Show the product. It amazes me how many sites don’t bother to show the product. For example, on the Zixi Broadcaster page, annotated product screenshots work brilliantly. Nearly 95% of visitors click on the thumbnails to view the larger product image (courtesy of Fancybox), giving me another chance to show them a feature and or benefit. (I use Snagit to capture and annotate product screen shots.)

Use SSL for your forms. This is hard — really, really hard — to square with the rule of total control. It means you have to learn how to get an SSL/TLS certificate, how to implement it in WordPress (I offer some help here) and how tell WordPress to use SSL on certain posts and pages (just use WordPress HTTPS and be done with it. Why bother? Simple: if you, like me, are marketing a technical product, many of your users will be technical as well. They’ll be less reluctant to enter info in your contact forms if they know it’s encrypted. Even B2C sites should do this because consumers are being trained by banks and financial institutions to never enter data unless they see an SSL session.
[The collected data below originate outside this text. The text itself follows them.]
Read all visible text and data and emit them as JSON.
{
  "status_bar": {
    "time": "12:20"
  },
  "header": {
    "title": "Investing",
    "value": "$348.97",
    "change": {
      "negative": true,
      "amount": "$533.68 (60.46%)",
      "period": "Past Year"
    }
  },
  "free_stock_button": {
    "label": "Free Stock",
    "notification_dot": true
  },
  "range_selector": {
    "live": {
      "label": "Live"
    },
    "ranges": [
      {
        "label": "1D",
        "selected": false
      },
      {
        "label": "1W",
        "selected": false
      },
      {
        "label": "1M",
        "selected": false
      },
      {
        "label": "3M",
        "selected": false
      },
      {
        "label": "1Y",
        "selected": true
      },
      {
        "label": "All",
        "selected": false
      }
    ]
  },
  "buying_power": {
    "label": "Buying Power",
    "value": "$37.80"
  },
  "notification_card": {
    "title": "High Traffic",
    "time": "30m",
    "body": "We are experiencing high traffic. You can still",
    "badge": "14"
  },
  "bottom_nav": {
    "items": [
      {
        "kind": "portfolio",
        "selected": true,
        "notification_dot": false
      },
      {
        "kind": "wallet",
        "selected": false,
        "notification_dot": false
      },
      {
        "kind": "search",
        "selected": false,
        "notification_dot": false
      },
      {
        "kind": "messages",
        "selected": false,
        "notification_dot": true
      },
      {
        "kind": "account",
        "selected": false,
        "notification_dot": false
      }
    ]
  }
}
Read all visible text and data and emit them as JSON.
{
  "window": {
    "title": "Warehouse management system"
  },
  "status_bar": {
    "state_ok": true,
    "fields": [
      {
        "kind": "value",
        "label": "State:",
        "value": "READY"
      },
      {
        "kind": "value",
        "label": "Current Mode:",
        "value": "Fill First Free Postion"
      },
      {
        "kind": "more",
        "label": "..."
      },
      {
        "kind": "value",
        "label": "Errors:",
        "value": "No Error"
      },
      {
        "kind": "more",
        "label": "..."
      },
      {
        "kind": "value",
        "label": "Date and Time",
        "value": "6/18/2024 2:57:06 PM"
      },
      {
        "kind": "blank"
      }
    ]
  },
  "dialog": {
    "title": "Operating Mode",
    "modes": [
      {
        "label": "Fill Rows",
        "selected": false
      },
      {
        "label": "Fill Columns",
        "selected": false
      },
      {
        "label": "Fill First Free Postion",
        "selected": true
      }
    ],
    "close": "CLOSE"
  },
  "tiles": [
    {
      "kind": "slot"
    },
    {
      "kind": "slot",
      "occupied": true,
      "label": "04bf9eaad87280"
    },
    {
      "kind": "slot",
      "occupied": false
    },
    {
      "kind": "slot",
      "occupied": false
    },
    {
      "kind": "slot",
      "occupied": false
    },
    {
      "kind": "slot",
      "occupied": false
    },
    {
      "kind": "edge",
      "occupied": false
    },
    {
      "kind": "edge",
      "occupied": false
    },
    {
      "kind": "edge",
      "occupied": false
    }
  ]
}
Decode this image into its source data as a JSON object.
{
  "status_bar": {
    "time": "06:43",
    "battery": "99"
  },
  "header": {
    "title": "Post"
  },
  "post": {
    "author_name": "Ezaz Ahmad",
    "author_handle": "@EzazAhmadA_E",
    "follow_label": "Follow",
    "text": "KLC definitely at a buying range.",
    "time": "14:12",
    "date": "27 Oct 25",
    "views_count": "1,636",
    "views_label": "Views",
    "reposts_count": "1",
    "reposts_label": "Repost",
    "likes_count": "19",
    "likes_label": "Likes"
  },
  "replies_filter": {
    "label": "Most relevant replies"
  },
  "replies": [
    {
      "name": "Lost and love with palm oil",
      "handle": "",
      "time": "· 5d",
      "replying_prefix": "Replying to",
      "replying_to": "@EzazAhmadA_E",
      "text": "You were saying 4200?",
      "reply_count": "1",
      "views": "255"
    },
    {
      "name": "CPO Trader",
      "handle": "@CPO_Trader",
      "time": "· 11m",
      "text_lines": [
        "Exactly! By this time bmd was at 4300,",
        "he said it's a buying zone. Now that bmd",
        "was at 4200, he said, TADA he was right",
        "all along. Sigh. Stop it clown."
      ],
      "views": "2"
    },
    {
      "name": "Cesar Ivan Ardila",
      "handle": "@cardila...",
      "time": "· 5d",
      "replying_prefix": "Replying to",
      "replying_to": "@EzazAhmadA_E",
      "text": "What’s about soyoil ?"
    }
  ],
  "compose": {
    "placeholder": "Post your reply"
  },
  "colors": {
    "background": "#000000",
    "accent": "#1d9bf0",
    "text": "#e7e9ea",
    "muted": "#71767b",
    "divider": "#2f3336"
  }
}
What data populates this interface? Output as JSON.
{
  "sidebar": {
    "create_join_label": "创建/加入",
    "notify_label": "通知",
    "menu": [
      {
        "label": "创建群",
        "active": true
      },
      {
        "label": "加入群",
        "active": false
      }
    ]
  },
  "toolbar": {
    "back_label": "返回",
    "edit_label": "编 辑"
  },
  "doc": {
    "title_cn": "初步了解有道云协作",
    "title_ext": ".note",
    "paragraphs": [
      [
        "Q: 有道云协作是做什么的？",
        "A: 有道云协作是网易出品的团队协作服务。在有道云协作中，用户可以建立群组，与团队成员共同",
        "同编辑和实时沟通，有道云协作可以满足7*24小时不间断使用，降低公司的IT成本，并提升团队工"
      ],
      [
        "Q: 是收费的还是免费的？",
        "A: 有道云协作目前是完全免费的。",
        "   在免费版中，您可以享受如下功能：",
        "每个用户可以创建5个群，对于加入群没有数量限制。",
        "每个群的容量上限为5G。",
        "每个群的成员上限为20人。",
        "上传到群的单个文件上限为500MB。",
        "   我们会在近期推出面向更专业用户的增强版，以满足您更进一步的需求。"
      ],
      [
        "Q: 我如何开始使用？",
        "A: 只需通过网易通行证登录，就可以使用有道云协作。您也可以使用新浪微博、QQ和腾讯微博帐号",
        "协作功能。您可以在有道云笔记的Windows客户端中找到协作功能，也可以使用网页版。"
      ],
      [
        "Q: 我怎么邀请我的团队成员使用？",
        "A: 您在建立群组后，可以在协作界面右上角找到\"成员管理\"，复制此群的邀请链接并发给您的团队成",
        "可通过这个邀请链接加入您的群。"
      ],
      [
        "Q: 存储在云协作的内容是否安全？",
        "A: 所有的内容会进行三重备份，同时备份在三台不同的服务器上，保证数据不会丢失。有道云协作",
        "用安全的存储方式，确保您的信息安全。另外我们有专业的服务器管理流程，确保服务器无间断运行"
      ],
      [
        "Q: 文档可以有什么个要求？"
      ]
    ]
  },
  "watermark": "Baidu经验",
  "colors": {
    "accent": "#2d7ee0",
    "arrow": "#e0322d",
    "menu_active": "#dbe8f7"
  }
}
Watch the analytics like crazy. Clicky’s spy function will show you what people are doing real-time. This gives you a roadmap for reorganizing menus and content (and in the case of zixi.com, the order of the tiles on the home page). With WordPress, the cost of moving content around is zero. So, do it and enjoy increased visit time.

I hope some of this helps you — I’d love to hear what you think of these suggestions.